Feds say NJ did a great job getting emergency loans in pandemic
The U.S. Small Business Administration has approved more than 120,000 Economic Injury Disaster loans totaling $7 billion to Garden State small business owners that have suffered revenue loss due to COVID-19.
SBA Regional Administrator Steve Bulger said in addition, 157,000 companies have accessed almost $18 billion in loans through the Paycheck Protection Program, meant to help employers keep workers on during shutdowns and the economic downturn caused by the novel coronavirus pandemic. The loans, issued until August of this year, are forgivable if used as directed by federal guidance.
The Economic Injury Disaster Loan works more like traditional business loans — with up to 30 years for repayment and relaxed regulations intended to help get the loans in more businesses' hands. Those loans remain available.
Bulger said in cooperation with the SBA's lenders and partners, New Jersey small businesses did a great job reaching out and accessing this money — and that they really needed the help.
More than 3.5 million small business nationwide have received economic injury disaster loans since March, for a total of $192 billion, Bulger said. With the paycheck protection program, he said, that's more than 5 million loans totaling more than half a trillion dollars.

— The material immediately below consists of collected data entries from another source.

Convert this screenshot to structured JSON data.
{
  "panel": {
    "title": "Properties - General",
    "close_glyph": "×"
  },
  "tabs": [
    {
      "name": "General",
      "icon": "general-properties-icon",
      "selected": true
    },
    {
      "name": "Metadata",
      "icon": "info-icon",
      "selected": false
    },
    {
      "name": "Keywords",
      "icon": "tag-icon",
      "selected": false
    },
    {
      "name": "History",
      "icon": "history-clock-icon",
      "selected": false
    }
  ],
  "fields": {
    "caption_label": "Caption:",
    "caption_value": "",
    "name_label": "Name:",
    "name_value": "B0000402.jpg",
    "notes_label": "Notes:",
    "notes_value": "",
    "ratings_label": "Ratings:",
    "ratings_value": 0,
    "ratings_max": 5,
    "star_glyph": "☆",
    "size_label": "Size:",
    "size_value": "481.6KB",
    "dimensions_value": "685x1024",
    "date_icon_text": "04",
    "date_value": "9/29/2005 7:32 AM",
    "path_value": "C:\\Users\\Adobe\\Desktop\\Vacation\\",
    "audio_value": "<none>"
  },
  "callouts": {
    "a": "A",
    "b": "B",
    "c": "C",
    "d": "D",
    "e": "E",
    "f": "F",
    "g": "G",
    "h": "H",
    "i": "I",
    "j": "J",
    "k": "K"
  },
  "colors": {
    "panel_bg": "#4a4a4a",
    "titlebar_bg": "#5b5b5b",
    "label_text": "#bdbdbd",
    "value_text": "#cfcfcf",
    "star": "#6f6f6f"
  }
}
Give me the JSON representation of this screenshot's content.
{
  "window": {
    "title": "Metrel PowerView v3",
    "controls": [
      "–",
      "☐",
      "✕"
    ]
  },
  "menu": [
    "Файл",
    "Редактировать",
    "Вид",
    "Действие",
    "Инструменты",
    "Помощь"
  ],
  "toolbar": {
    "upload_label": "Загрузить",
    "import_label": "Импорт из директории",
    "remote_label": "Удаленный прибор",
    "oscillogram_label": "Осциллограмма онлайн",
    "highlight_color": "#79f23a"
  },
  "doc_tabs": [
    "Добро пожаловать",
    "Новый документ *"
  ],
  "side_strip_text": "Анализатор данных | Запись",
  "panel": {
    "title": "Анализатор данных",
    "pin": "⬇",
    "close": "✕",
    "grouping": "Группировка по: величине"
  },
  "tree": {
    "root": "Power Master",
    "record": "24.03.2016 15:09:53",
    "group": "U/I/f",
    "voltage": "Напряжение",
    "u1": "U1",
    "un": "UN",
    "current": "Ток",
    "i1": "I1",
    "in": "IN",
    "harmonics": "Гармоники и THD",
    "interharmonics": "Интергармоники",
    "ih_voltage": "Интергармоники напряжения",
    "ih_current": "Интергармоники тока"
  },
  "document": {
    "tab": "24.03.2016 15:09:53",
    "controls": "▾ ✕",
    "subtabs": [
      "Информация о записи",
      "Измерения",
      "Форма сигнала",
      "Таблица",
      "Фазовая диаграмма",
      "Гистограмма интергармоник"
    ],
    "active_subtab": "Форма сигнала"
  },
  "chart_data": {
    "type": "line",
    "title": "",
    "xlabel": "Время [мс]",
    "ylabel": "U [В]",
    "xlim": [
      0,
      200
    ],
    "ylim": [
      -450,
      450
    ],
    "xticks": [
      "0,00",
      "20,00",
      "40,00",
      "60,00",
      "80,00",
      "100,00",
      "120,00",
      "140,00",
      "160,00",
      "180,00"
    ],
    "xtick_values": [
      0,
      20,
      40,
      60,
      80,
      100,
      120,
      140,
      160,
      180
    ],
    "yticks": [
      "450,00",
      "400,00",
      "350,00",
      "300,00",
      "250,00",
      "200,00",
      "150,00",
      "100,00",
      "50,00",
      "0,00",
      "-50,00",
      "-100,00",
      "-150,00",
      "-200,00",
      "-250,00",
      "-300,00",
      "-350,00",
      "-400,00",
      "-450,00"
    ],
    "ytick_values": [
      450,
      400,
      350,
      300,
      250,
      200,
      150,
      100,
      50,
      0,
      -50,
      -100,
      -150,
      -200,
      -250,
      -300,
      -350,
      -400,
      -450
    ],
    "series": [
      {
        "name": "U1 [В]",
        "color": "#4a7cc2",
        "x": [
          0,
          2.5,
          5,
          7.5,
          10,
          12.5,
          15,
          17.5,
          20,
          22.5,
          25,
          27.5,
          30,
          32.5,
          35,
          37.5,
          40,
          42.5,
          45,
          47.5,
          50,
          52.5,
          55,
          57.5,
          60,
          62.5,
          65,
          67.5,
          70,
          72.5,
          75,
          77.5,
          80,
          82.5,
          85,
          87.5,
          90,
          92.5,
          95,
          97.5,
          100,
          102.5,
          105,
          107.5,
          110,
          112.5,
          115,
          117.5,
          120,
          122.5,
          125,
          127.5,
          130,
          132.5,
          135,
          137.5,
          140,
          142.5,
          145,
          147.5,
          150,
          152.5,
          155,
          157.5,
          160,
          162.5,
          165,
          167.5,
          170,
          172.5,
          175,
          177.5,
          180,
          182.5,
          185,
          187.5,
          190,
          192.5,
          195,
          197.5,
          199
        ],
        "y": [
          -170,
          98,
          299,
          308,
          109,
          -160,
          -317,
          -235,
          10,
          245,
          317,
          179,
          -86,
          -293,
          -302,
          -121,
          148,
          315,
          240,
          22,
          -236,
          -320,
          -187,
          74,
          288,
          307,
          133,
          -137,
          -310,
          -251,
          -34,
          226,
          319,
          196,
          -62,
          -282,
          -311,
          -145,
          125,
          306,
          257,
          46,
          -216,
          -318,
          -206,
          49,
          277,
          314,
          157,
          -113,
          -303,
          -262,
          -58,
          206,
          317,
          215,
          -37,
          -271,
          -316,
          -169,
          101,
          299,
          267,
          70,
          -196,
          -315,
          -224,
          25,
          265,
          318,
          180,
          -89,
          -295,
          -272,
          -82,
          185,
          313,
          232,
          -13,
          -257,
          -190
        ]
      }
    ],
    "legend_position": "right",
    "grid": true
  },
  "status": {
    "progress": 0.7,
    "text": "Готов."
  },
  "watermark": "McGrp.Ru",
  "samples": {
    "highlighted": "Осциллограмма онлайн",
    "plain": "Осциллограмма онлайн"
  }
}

Bulger said when the COVID-19 shutdowns began in March, revenue stopped for small businesses, and they were forced to lay off employees. But Congress and President Donald Trump agreed on a plan to fund $1 trillion for the loan and assistance programs.
"We're getting the feedback now that a lot of these loans really helped out and enabled small business owners to pay their employees, keep the benefits going for their employees and families and keep their doors open," Bulger said. "So we know it's had a big impact"
The Small Business Administration identifies a small business as having 500 employees or less. Most businesses do qualify for the program, Bulger said.